Оставшись наедине с Никитиным, Шпрота подобрался. Этот второй опер был связан со стрельбой, болью, ранами, всем ужасом, пережитым им там, на Кутае; Шпрота его боялся.

— Ну а почему он в вас стрелял?

— Не знаю, начальник, ей-богу, не знаю! Ничего я ему не сделал, как на духу говорю! Сам не знаю, это он в вас, а не в меня стрелять должен был, наверно, перепутал.

— Ну вот что, — бросил вошедший Лызин. — Разговор ваш интересный в Перми продолжите. Так что готовься к перелету, путешественник! — подмигнул даже.

— А я чё, я готов.

Лызин подхватил Никитина под руку и повел из палаты.

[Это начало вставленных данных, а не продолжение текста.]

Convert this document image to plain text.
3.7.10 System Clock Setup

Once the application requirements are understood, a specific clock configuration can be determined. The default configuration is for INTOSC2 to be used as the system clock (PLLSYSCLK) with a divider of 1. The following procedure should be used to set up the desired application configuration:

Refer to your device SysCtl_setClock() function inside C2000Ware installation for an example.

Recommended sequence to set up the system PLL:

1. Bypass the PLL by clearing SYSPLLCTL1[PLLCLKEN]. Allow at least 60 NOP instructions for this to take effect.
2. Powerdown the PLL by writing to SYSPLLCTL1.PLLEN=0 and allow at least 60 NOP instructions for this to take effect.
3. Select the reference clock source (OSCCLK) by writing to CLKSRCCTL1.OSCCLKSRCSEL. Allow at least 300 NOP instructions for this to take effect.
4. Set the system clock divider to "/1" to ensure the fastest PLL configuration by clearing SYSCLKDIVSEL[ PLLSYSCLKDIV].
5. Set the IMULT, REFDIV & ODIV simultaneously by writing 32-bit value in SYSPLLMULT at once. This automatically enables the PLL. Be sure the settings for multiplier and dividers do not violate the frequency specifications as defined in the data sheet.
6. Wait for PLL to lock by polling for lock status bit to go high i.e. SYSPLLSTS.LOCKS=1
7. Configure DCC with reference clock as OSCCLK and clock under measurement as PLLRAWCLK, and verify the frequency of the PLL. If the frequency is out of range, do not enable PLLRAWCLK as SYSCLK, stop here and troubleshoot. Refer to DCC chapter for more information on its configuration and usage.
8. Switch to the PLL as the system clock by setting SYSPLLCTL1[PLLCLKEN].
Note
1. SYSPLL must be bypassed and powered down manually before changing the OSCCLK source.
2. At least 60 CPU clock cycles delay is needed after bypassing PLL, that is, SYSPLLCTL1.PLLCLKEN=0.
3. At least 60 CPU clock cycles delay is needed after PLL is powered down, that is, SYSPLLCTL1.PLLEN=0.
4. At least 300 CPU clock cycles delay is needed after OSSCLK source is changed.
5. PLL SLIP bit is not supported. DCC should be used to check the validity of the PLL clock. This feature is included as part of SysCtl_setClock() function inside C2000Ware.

Обостренным слухом привыкшего к невзгодам человека Шпрота успел услышать последние его слова, сказанные товарищу в дверях палаты:

— В отдел, полковник звонит, и Вилесов что-то откопал, сидит, ждет. Держись, сейчас с нас с тобой за два утерянных трупа три шкуры спустят!

Протокол
технико-криминалистической экспертизы

Мною, экспертом Пермской НИЛСЭ Кругловой Н. Г., произведена технико-криминалистическая экспертиза удостоверения Ленинградского научно-исследовательского института геологии Министерства геологии СССР за № 658, выписанного на имя Малышева Петра Павловича, и открытого письма того же института.

Перед экспертизой были поставлены вопросы:

1. Не подвергался ли какой-либо из этих документов подчисткам, припискам, исправлениям или другим изменениям? 2. Не произведена ли замена фотокарточки на удостоверении? 3. Фабричным или кустарным способом изготовлена печать, оттиски которой имеют эти документы? 4. Не дорисована ли какая-либо часть оттиска печати?